“等得胜归来,母亲再恼怒,气也该消了······”
闻言,刘彭祖、刘胜兄弟二人,也略有些感叹的摇了摇头。
最终,还是刘胜站出身来,伸出手,在刘非身上的锁甲上左看看、右拍拍;
手上一边忙活着,刘胜嘴上也不忘宽慰道:“五哥放心;”
“有四哥在身边照顾,程夫人再难过,也总会消气的。”
“我和兄长也会照看着,出不了岔子。”
“只是五哥,可一定要保重,千万不要出了什么差错。”
“等五哥凯旋而归,弟弟我亲自设宴,为五哥,接风洗尘······”
感受到刘胜的关切之意,刘非也不由莞尔一笑,对刘胜微微一点头。
待刘胜收回手,退回兄长刘彭祖的身边,便见刘非勐然挺直腰杆,对兄弟二人沉沉一拱手!
“哥哥我,就要出征平叛了!”
“——这一去,也不知道要多久,才能再次回到长安。
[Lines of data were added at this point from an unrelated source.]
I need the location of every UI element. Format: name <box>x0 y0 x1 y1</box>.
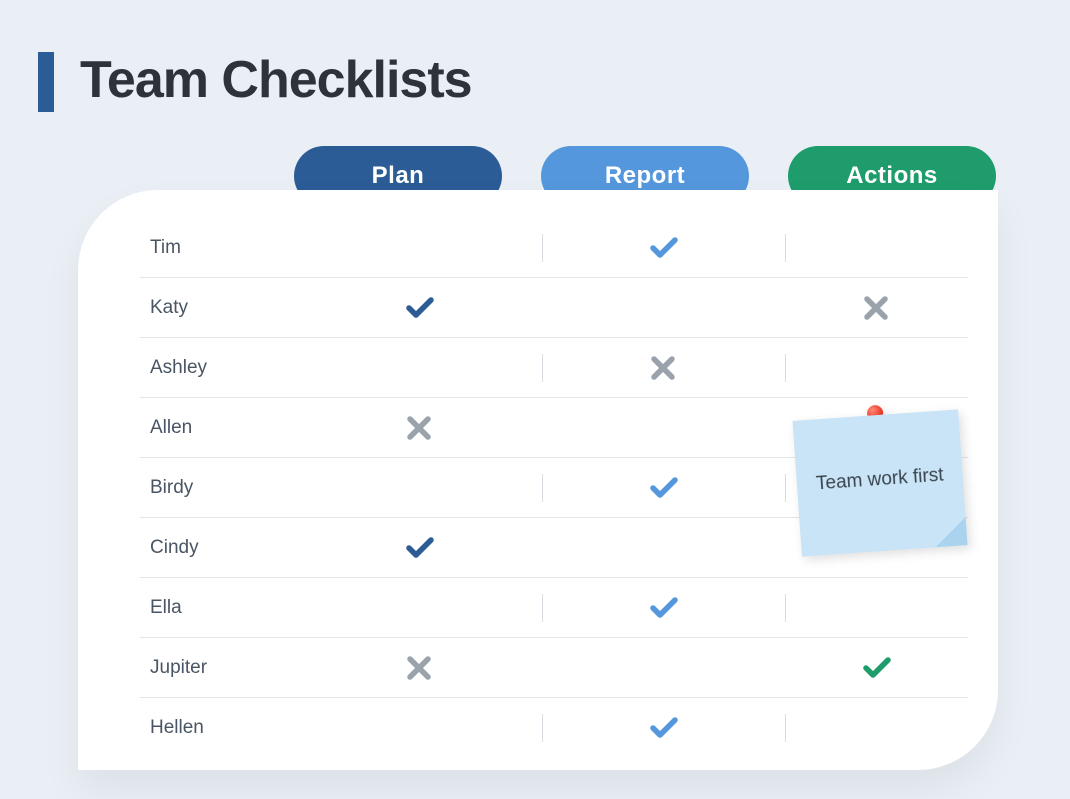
check-icon <box>403 294 437 322</box>
check-icon <box>647 234 681 262</box>
row-name: Tim <box>140 237 298 259</box>
table-row: Ella <box>140 578 968 638</box>
cell-report[interactable] <box>542 594 786 622</box>
note-fold-icon <box>934 517 968 547</box>
row-name: Katy <box>140 297 298 319</box>
cell-report[interactable] <box>542 714 786 742</box>
table-row: Ashley <box>140 338 968 398</box>
table-row: Jupiter <box>140 638 968 698</box>
check-icon <box>647 474 681 502</box>
cross-icon <box>647 354 681 382</box>
sticky-note[interactable]: Team work first <box>792 409 967 556</box>
row-name: Ashley <box>140 357 298 379</box>
row-name: Jupiter <box>140 657 298 679</box>
check-icon <box>860 654 894 682</box>
cell-plan[interactable] <box>298 294 542 322</box>
table-row: Tim <box>140 218 968 278</box>
check-icon <box>403 534 437 562</box>
cell-report[interactable] <box>542 234 786 262</box>
cell-plan[interactable] <box>298 654 542 682</box>
row-name: Birdy <box>140 477 298 499</box>
cross-icon <box>403 654 437 682</box>
cell-report[interactable] <box>542 354 786 382</box>
table-row: Hellen <box>140 698 968 758</box>
table-row: Katy <box>140 278 968 338</box>
row-name: Allen <box>140 417 298 439</box>
row-name: Hellen <box>140 717 298 739</box>
sticky-note-text: Team work first <box>815 463 944 497</box>
cross-icon <box>860 294 894 322</box>
page-title-block: Team Checklists <box>38 48 472 112</box>
cell-plan[interactable] <box>298 414 542 442</box>
title-accent-bar <box>38 52 54 112</box>
row-name: Cindy <box>140 537 298 559</box>
cell-report[interactable] <box>542 474 786 502</box>
cell-actions[interactable] <box>786 294 968 322</box>
cell-actions[interactable] <box>786 654 968 682</box>
row-name: Ella <box>140 597 298 619</box>
check-icon <box>647 594 681 622</box>
cross-icon <box>403 414 437 442</box>
cell-plan[interactable] <box>298 534 542 562</box>
page-title: Team Checklists <box>80 50 472 110</box>
check-icon <box>647 714 681 742</box>
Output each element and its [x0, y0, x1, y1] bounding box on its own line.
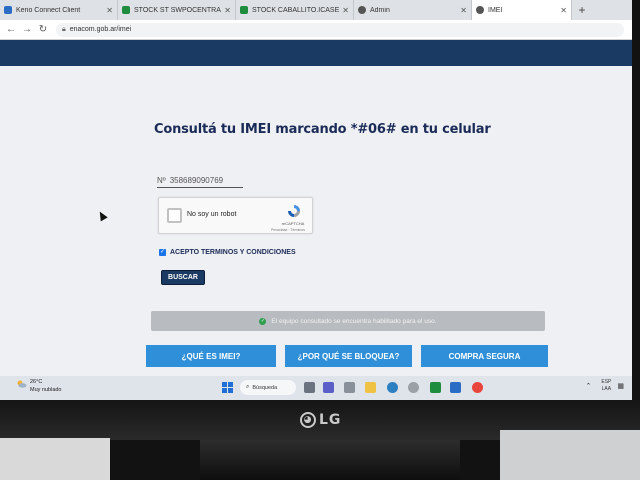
imei-prefix: Nº — [157, 176, 166, 185]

”
“我的母亲,就拜托二位弟弟,在宫中稍加看顾······”
见状,刘彭祖、刘胜兄弟二人,自也是赶忙直起身,对刘非拱起手。
“兄长自去;”
“万万,保重······”
·
同一时间,长乐宫。
坐在凉亭之内,看着身旁的程姬,神情满是呆滞的发愣,贾夫人也不由稍伸出手,在程姬的手背拍了拍。
“老五此去,会平安归来的······”
温声劝慰之语,只惹得程姬强挤出一丝笑容,又满是哀愁的摇了摇头。
“这孩子,打小就有自己的注意;”
“年纪大了,我这做母亲的,也就管不住了·······”
“唉~”
“也只能期望情况,像贾夫人所说的那样,有祖宗庇佑,让那小子平安归来······”
闻言,贾夫人只轻笑着再拍了拍程姬的手背,权当是安慰。
听闻二位夫人的交谈,倒是一旁的栗姬,面上立刻流露出些许不愉之色。
“装什么装!”
“要不是做母亲的在背后指使,一个十五岁的娃儿,能有这出征杀敌的勇气?”
“——只怕是有些人,动了不该动的心思,以为立下些武勋,就能染指不属于自己的东西呢!”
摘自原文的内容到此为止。